なお、4.5Kで24インチというサイズは、デフォルトの設定でも、スプレッドシートでかなり広い領域を表示できる。比較的大きなスプレッドシートを扱うことの多い人には、従来の21.5インチモデルと比べて、この点だけでもかなり使いやすく感じられるはずだ。参考までに、デフォルト設定でのフルスクリーンのスプレッドシートの状態のスクリーンショットを示しておく。
もちろん、ディスプレーの表示品質は解像度だけによって決まるものではない。目で見てある程度判断できるものとしては、色の再現性や最大輝度などがある。もちろん目で見ただけで定量的に評価できるわけではないが、そうした体感的な特性も、スペックを見れば、ある程度の察しは付く。新しい24インチモデルの仕様には、ディスプレーの解像度以外の特性として、「十億色対応」、「500ニトの輝度」、「広色域(P3)」と記述してある。これらは、それぞれ微妙な色の違いの表現力、ディスプレーの輝度を最大にしたときの明るさ、色の再現範囲の広さを表す尺度と考えられる。

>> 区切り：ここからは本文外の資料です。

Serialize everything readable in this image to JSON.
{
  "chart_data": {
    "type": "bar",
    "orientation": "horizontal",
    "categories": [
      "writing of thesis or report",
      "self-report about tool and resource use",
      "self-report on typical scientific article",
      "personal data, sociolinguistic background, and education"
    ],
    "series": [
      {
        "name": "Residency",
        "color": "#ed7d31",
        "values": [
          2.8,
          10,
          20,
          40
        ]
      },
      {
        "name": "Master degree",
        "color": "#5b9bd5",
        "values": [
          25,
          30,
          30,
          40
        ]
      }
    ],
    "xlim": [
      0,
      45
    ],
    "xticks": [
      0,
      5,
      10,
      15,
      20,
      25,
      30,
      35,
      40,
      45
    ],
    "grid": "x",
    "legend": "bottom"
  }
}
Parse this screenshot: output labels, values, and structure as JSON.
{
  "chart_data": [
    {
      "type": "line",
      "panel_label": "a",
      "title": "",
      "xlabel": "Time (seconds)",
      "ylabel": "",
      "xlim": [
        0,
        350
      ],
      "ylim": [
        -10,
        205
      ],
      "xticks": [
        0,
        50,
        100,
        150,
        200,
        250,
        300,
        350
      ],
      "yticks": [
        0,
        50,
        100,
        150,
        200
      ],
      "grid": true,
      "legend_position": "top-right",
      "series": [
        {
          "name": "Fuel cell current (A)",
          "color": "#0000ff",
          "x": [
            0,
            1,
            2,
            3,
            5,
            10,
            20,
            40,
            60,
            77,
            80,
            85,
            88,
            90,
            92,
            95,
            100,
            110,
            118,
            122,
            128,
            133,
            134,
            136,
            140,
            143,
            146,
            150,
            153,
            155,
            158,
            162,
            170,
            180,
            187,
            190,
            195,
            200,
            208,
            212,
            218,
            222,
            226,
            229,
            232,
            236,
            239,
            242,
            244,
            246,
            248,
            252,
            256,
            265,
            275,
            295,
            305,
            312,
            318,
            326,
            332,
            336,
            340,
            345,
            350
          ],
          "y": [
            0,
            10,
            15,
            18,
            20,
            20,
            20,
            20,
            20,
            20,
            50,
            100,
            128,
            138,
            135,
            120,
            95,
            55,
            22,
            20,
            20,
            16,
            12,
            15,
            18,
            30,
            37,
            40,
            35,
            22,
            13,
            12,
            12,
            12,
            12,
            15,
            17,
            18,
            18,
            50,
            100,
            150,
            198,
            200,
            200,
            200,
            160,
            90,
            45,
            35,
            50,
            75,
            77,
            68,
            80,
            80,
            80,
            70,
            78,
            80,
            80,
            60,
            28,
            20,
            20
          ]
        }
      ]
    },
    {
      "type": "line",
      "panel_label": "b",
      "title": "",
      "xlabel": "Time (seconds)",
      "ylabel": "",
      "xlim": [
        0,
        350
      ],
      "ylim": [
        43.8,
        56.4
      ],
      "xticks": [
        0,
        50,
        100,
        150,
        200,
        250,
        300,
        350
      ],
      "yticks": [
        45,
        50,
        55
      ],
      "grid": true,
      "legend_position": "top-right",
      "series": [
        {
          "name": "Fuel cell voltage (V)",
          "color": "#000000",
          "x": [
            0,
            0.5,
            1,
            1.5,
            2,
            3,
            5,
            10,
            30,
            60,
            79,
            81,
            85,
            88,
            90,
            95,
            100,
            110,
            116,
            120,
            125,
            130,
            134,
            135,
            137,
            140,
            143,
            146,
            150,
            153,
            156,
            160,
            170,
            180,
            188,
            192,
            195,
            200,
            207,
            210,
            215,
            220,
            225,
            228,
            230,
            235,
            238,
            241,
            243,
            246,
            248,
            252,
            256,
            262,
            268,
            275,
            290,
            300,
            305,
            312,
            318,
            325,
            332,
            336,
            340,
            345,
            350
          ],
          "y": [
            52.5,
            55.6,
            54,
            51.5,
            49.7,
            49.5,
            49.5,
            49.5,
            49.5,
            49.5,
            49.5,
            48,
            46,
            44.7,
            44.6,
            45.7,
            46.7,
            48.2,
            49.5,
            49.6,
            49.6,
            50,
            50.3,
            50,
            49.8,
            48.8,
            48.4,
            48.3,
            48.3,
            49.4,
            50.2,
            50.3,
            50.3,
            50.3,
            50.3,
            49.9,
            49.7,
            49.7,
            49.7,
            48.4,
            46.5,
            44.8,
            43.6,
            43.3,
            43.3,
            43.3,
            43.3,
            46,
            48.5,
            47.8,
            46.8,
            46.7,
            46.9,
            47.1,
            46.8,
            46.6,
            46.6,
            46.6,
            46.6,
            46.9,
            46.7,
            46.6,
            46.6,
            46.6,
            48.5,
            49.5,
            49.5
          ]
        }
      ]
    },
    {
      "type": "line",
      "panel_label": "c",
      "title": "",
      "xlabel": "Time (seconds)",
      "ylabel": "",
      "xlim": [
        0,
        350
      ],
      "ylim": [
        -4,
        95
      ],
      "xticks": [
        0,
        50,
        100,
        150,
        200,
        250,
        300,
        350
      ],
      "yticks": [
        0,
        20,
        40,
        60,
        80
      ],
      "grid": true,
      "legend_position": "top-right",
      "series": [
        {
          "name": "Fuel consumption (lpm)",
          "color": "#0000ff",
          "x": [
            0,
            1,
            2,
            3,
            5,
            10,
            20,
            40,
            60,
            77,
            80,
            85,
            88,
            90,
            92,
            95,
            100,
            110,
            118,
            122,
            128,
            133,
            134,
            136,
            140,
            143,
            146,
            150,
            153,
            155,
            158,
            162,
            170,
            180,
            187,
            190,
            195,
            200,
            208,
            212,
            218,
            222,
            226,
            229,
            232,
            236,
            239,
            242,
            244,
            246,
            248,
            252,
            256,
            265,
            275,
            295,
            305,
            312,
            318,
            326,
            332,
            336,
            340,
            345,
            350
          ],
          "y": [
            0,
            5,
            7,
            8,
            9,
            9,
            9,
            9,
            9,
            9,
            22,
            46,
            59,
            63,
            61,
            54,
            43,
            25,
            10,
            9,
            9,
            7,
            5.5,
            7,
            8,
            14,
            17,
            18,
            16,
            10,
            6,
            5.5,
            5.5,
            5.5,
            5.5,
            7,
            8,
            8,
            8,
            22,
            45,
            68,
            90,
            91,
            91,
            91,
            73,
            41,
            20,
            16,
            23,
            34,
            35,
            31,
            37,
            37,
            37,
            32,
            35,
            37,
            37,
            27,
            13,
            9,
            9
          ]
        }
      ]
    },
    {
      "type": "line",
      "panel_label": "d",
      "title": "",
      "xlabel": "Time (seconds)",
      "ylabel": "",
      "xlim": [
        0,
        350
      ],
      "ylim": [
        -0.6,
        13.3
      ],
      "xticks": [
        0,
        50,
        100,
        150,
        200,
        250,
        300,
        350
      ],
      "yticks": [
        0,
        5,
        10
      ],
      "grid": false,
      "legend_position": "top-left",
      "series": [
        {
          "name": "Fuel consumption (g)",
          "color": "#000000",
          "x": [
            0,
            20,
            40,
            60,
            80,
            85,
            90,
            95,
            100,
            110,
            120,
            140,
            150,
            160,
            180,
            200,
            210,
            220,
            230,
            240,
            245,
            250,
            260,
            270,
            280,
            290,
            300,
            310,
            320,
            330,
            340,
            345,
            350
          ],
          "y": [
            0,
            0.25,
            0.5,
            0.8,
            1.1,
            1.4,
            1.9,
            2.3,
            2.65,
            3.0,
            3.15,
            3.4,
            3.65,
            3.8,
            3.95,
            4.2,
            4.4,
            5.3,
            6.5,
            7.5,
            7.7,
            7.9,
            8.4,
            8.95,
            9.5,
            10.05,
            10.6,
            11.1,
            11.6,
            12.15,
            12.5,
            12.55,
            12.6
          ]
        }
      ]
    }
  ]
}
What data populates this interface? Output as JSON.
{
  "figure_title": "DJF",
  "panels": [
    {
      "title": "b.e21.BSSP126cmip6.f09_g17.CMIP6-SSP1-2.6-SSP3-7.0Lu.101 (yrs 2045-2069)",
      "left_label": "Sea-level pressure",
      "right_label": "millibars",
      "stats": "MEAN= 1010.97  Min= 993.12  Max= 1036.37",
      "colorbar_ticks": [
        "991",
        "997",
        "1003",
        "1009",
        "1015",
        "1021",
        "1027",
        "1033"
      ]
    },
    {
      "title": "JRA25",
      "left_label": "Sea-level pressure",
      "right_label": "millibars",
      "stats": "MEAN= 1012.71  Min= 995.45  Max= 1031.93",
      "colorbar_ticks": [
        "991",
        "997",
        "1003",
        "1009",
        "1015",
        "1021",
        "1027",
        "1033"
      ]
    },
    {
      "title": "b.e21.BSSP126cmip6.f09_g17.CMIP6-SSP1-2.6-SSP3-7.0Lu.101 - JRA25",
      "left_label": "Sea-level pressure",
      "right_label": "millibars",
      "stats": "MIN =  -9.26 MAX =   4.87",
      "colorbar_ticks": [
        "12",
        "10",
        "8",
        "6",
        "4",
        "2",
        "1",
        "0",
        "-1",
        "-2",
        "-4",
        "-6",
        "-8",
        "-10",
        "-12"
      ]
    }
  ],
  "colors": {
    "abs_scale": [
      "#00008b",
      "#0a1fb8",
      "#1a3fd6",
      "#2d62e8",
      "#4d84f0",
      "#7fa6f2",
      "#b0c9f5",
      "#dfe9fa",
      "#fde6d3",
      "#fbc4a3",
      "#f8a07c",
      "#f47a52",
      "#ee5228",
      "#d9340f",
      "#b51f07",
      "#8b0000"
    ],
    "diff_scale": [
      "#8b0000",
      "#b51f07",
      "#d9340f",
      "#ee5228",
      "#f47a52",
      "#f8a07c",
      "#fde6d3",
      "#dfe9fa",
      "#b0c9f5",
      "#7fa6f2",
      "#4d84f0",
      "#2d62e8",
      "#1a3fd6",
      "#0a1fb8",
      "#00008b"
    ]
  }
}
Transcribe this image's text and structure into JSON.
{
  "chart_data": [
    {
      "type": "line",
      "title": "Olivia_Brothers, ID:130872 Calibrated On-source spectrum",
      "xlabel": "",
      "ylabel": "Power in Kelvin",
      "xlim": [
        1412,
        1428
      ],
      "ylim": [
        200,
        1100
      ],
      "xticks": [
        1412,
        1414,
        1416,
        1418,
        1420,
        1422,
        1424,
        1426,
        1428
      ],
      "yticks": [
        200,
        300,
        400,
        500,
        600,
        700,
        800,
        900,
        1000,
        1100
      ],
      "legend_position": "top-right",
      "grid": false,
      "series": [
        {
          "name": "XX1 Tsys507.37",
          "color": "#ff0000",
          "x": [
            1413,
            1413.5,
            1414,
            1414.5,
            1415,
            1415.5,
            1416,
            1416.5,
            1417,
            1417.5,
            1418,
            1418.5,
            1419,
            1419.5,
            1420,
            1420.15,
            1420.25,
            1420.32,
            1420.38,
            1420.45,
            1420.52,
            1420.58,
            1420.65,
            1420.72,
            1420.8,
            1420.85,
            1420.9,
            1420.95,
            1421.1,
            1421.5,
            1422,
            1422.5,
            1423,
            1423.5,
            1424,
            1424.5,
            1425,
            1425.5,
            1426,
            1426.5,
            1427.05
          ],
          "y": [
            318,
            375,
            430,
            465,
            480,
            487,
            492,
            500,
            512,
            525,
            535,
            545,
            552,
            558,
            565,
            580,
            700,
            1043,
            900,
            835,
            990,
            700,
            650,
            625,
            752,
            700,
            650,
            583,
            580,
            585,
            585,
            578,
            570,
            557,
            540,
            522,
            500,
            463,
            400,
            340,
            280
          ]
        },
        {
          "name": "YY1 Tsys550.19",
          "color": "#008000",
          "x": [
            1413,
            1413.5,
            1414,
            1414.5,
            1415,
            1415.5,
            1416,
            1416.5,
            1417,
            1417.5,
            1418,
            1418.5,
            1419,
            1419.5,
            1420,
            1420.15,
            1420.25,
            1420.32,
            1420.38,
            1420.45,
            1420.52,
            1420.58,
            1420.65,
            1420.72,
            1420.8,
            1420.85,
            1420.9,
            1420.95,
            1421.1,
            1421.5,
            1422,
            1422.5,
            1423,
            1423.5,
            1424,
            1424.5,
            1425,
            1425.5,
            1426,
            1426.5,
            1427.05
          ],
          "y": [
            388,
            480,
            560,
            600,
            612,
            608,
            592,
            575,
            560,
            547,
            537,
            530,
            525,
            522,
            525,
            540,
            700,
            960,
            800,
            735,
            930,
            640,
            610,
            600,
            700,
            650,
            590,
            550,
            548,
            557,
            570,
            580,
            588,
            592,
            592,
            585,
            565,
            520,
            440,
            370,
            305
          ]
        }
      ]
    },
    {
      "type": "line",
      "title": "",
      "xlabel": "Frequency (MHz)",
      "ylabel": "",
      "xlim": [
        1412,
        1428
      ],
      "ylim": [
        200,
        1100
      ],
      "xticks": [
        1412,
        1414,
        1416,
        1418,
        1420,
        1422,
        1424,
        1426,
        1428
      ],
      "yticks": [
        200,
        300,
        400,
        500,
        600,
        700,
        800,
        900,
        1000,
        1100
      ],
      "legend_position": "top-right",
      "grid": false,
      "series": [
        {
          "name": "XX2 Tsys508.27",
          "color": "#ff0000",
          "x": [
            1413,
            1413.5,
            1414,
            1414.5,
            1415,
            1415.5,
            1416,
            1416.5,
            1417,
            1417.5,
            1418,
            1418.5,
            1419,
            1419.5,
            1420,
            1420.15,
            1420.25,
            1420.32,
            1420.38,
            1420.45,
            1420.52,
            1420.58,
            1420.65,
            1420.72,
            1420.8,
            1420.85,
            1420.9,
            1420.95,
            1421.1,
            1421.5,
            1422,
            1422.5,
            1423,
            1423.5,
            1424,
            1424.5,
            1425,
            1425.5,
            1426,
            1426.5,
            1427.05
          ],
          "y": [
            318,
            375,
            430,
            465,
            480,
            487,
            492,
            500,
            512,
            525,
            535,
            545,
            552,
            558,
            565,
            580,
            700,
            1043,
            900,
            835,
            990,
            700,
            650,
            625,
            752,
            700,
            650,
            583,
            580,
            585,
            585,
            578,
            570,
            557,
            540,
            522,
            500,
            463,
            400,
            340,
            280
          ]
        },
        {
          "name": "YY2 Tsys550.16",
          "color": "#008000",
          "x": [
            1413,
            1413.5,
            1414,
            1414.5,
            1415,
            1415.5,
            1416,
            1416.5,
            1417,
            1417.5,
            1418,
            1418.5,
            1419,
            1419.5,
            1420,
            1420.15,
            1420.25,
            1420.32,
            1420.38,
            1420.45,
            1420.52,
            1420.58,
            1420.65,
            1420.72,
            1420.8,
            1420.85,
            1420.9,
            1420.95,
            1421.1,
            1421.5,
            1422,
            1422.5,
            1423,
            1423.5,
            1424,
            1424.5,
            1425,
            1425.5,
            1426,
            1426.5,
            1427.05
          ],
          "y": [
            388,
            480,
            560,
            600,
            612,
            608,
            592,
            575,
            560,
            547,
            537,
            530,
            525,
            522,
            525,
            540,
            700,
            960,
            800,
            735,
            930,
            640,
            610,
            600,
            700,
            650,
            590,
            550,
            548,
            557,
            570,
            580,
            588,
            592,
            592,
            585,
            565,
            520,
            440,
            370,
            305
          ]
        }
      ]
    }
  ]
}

そして、これらの特性は、同じiMacで比べれば、27インチモデルと同等のものとなった。従来の21.5インチモデルの仕様には、「数百万色以上」とあるだけで、輝度や色域についての記述はない。これは、これらすべての点で27インチモデルに劣っていたと考えられる。従来から、21.5インチモデルは一般ユーザー向け、27インチモデルは(ライトな)プロユーザー向けという、区分けがなんとなく存在していたと考えられる。それが新たな24インチモデルでは、画面サイズについては相変わらず一般ユーザー向けを主体とするものと思われるものの、その他のディスプレー仕様では、プロユーザー向けの領域に入ったと言っていい。それは、MacBookシリーズのディスプレーの仕様と比べてみても明らかだ。
特に、MacBookシリーズのポータブルなディスプレーでは得られない「十億色対応」は、iPadのような本体の薄さと軽さを実現しながら、紛れもないデスクトップ機としてのiMac 24インチモデルの価値を高める大きな要因と言える。